The Las Vegas Summer League schedule includes 3 games, which a new format will use to seed a tournament that begins July 17, in which every team is guaranteed another 2 games (visit NBA.com, for more information).
“Hopefully, I’ll make enough noise to get on ESPN or ESPN2 and get on somebody’s highlight reel,” remarked Randall, one of three basketball-playing sons of Craig and Karla Randall (brother Lance played at Thiel College, while younger brother Craig is a high school junior in Medina, Ohio).
However, his eyes wide open, Randall realizes this will be a whole different level of basketball.
“Everybody up there is the best of the best, the best wherever they come from, the top athletes in the country. Quicker, taller, faster, stronger,” Randall assessed, noting, “There’s a transition from high school to college, but going from college to the pro level is an even greater transition. Everything there is all about reacting; you only have a split-second to choose what to do.
“But I’m working on it,” continued Randall regarding his resolve. “I’ve been weight-training to improve my quickness, strength, vertical leap, while also trying to be ready to withstand the pounding. ... The summer’s been good for me.
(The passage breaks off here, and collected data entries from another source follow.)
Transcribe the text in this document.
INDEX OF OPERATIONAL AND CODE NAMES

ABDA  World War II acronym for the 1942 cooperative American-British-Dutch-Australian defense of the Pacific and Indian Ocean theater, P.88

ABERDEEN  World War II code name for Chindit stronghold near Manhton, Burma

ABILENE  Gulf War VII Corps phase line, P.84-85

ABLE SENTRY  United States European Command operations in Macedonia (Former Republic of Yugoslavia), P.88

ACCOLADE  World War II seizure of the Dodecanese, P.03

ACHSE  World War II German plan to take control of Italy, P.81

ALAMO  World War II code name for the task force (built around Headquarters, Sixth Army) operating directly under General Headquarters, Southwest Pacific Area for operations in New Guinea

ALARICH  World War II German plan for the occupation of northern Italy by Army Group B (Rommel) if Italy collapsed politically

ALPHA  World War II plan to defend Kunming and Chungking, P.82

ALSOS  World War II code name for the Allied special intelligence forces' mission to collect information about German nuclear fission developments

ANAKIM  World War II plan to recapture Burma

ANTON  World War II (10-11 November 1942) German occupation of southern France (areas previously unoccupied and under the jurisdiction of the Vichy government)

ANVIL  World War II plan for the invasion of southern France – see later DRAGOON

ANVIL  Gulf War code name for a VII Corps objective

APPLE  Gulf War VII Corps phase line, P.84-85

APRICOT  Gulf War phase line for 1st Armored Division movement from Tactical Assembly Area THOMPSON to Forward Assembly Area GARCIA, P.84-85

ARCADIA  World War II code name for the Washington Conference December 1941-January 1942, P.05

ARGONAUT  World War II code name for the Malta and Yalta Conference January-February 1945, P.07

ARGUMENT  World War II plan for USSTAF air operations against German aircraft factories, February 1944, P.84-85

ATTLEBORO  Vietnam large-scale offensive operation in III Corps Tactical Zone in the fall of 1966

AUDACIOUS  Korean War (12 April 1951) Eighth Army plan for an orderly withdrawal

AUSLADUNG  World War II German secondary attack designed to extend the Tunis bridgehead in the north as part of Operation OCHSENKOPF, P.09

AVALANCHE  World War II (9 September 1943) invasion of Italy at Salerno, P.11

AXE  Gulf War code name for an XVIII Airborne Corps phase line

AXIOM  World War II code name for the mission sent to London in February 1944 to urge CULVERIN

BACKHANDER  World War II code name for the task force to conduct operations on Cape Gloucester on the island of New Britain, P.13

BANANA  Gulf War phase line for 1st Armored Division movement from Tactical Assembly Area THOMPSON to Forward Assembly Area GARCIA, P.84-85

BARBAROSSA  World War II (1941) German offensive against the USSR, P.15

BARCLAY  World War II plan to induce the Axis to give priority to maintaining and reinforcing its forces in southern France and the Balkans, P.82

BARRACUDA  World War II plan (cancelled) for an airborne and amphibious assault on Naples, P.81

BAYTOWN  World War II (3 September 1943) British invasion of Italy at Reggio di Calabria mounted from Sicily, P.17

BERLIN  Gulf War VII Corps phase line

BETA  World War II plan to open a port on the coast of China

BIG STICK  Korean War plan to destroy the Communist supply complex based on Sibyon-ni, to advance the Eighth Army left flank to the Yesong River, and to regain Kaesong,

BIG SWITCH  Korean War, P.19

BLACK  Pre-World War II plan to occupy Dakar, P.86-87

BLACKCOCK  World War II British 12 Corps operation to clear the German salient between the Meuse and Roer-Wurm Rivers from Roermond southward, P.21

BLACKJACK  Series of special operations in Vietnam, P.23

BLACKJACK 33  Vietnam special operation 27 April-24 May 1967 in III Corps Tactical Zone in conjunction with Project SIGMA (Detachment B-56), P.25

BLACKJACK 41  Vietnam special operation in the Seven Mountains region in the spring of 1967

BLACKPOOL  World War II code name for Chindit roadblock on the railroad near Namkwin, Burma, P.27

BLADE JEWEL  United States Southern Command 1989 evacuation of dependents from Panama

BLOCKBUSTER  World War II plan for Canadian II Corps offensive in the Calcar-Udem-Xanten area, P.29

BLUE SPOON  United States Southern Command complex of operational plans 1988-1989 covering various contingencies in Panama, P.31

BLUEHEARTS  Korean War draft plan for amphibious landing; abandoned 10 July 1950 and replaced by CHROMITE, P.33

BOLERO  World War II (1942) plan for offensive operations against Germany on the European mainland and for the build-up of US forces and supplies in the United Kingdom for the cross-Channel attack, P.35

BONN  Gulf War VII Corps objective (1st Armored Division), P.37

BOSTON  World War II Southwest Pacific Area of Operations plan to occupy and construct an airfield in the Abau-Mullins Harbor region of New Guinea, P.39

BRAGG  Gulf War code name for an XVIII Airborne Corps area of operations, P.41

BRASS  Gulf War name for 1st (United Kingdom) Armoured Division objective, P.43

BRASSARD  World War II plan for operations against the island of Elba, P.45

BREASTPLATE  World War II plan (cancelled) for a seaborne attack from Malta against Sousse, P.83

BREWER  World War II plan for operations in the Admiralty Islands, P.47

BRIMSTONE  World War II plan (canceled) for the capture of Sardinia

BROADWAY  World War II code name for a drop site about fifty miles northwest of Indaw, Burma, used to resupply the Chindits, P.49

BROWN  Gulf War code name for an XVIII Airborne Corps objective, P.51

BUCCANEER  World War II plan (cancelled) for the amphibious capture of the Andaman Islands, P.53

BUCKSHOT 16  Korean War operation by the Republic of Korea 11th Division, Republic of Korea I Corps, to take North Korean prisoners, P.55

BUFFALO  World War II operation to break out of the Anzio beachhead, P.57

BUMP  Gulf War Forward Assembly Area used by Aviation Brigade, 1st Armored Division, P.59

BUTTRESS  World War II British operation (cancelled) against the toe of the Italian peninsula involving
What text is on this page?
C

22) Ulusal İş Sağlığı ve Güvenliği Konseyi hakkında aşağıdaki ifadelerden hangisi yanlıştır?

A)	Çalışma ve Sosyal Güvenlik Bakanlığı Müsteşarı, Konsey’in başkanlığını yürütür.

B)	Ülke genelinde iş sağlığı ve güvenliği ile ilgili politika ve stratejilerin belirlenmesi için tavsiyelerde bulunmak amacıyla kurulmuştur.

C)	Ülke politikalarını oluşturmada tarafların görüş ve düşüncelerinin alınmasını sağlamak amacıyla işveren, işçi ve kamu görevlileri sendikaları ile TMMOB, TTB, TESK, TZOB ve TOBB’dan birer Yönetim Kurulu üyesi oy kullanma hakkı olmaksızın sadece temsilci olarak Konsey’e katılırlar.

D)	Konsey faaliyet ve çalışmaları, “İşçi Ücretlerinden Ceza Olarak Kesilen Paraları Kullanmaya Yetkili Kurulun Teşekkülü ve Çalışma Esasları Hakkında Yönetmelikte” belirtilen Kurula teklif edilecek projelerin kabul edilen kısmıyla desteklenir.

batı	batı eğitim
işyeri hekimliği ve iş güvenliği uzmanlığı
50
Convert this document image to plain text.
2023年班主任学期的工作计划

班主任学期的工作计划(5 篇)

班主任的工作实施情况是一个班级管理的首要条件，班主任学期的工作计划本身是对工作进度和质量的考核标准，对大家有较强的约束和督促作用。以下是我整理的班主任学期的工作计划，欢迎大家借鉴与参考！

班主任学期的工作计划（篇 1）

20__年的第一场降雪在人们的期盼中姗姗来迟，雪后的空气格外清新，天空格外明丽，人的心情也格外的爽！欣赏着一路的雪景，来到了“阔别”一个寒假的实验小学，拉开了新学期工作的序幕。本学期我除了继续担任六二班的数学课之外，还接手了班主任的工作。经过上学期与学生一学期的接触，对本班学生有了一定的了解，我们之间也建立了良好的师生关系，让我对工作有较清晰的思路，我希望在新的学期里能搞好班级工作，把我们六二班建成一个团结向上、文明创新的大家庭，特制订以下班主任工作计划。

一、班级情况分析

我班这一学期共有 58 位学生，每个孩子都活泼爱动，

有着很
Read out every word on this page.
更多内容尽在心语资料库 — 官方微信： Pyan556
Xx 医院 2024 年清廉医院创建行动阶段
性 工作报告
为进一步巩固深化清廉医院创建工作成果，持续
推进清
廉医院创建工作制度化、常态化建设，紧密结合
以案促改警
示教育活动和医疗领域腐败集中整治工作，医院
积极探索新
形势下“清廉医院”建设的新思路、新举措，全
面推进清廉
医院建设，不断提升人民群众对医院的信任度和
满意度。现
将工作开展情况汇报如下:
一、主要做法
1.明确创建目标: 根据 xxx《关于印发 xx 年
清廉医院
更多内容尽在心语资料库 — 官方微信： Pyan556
I’ve been working really hard and I’m seeing the results. I think I’ll be ready to make a contribution, or at least get some looks.”
Hopefully a long look from new Kings’ GM Peter D’Alessandro.
“The NBA is definitely in my sights right now. But if that doesn’t work out I’m definitely open to going to play across the water (Europe) or the ‘D-League’ (NBA Development League). It’s all about building a resumé,” Randall reasoned. “Coming from a small school, it’s not like (the University of Michigan’s) Trey Burke or (Indiana University’s) Cody Zeller. We all take different routes to get to where we want to go.’
The reserved Randall admitted, “I’m always more the business type. I show my excitement a little differently. I’ve got nothing to be jumping for joy about right now, but I have to make the best of it. ... Whatever happens, I’m just trying to get to the NBA somehow.
“Call me back at the end of the month,” a chuckling Randall said. “If I have an NBA contract heading into the regular season ... ”
More seriously, he noted, “I’ve always been one to like challenges. This is just a new one.”